Secondly, I tried the serialization approach proposed by another SO user here
I use the following commands:
clus <- kmeans(scale(x, scale = FALSE), centers = 3, iter.max = 50, nstart = 10) mns <- sapply(split(x, clus$cluster), function(x) mean(unlist(x))) result <- dat[order(order(mns)[clus$cluster]), ]
It seems that an ordered list is being created, but if I bind it to the marked clusters (using the following cbind command):
result <- cbind(x[order(order(mns)[clus$cluster]), ],clus$cluster)

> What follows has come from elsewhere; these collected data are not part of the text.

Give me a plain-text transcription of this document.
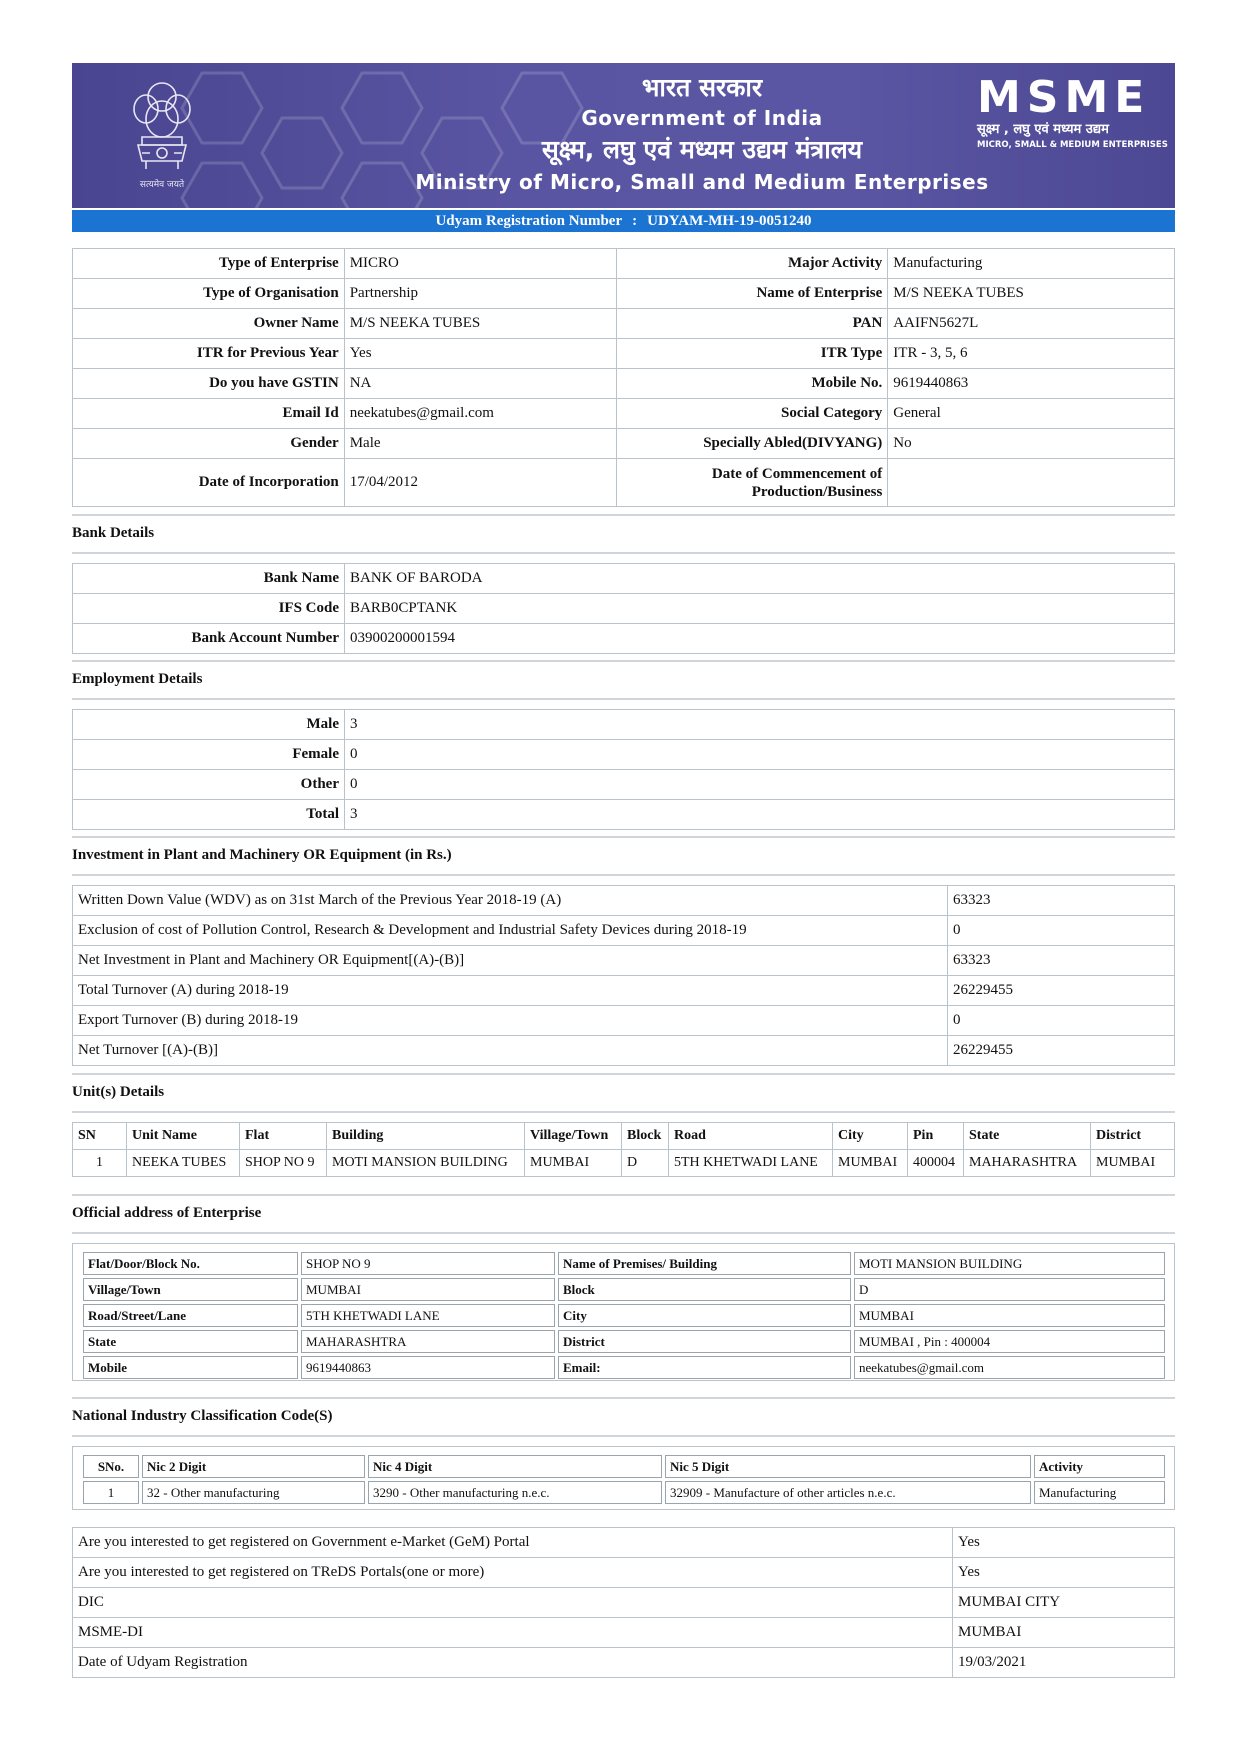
सत्यमेव जयते
भारत सरकार
Government of India
सूक्ष्म, लघु एवं मध्यम उद्यम मंत्रालय
Ministry of Micro, Small and Medium Enterprises
MSME
सूक्ष्म , लघु एवं मध्यम उद्यम
MICRO, SMALL & MEDIUM ENTERPRISES
Udyam Registration Number : UDYAM-MH-19-0051240
Type of Enterprise	MICRO	Major Activity	Manufacturing
Type of Organisation	Partnership	Name of Enterprise	M/S NEEKA TUBES
Owner Name	M/S NEEKA TUBES	PAN	AAIFN5627L
ITR for Previous Year	Yes	ITR Type	ITR - 3, 5, 6
Do you have GSTIN	NA	Mobile No.	9619440863
Email Id	neekatubes@gmail.com	Social Category	General
Gender	Male	Specially Abled(DIVYANG)	No
Date of Incorporation	17/04/2012	Date of Commencement of Production/Business	
Bank Details
Bank Name	BANK OF BARODA
IFS Code	BARB0CPTANK
Bank Account Number	03900200001594
Employment Details
Male	3
Female	0
Other	0
Total	3
Investment in Plant and Machinery OR Equipment (in Rs.)
Written Down Value (WDV) as on 31st March of the Previous Year 2018-19 (A)	63323
Exclusion of cost of Pollution Control, Research & Development and Industrial Safety Devices during 2018-19	0
Net Investment in Plant and Machinery OR Equipment[(A)-(B)]	63323
Total Turnover (A) during 2018-19	26229455
Export Turnover (B) during 2018-19	0
Net Turnover [(A)-(B)]	26229455
Unit(s) Details
SN	Unit Name	Flat	Building	Village/Town	Block	Road	City	Pin	State	District
1	NEEKA TUBES	SHOP NO 9	MOTI MANSION BUILDING	MUMBAI	D	5TH KHETWADI LANE	MUMBAI	400004	MAHARASHTRA	MUMBAI
Official address of Enterprise
Flat/Door/Block No.	SHOP NO 9	Name of Premises/ Building	MOTI MANSION BUILDING
Village/Town	MUMBAI	Block	D
Road/Street/Lane	5TH KHETWADI LANE	City	MUMBAI
State	MAHARASHTRA	District	MUMBAI , Pin : 400004
Mobile	9619440863	Email:	neekatubes@gmail.com
National Industry Classification Code(S)
SNo.	Nic 2 Digit	Nic 4 Digit	Nic 5 Digit	Activity
1	32 - Other manufacturing	3290 - Other manufacturing n.e.c.	32909 - Manufacture of other articles n.e.c.	Manufacturing
Are you interested to get registered on Government e-Market (GeM) Portal	Yes
Are you interested to get registered on TReDS Portals(one or more)	Yes
DIC	MUMBAI CITY
MSME-DI	MUMBAI
Date of Udyam Registration	19/03/2021
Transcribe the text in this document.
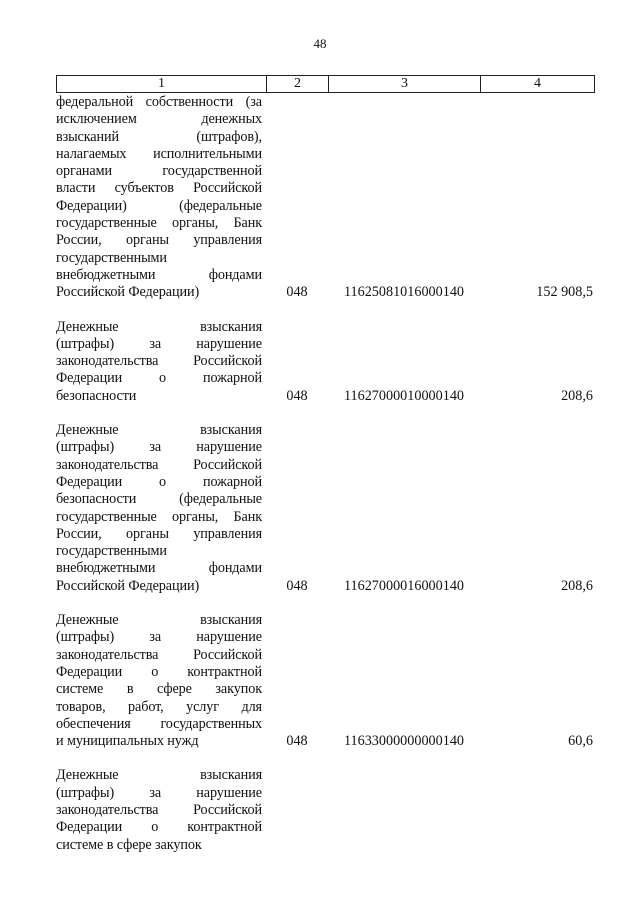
48
1	2	3	4
федеральной собственности (за
исключением денежных
взысканий (штрафов),
налагаемых исполнительными
органами государственной
власти субъектов Российской
Федерации) (федеральные
государственные органы, Банк
России, органы управления
государственными
внебюджетными фондами
Российской Федерации)	048	11625081016000140	152 908,5
Денежные взыскания
(штрафы) за нарушение
законодательства Российской
Федерации о пожарной
безопасности	048	11627000010000140	208,6
Денежные взыскания
(штрафы) за нарушение
законодательства Российской
Федерации о пожарной
безопасности (федеральные
государственные органы, Банк
России, органы управления
государственными
внебюджетными фондами
Российской Федерации)	048	11627000016000140	208,6
Денежные взыскания
(штрафы) за нарушение
законодательства Российской
Федерации о контрактной
системе в сфере закупок
товаров, работ, услуг для
обеспечения государственных
и муниципальных нужд	048	11633000000000140	60,6
Денежные взыскания
(штрафы) за нарушение
законодательства Российской
Федерации о контрактной
системе в сфере закупок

I get the following result, which does not seem to be ordered correctly:
id Ans Acc Que Kudos clus 1 3 69 65 30 29 1 2 4 41 45 30 22 1 3 5 10 12 18 16 2 4 6 10 13 10 9 2 5 7 10 16 16 19 2 6 9 36 30 35 29 2 7 10 36 30 26 22 2 8 1 100 100 100 100 1 9 2 85 83 80 75 2 10 8 65 68 100 100 2
I do not want to write commands perforce, but I understand how this approach works. If anyone could help or spread some light on this, that would be really great.
EDIT :::::
Since clusters can be easily built, I would suggest that there is an easier way to get and rank the distances between points and the center.
The centers for these clusters (when using k = 2) are as follows. But I do not know how to get and compare this with every single point.
Ans Accep Que Kudos 1 83.33333 83.66667 93.33333 91.66667 2 30.28571 30.14286 23.57143 20.85714
NB ::::
I do not need the upper kilometers of use, but I want to specify the number of clusters and get an ordered list of points from these clusters.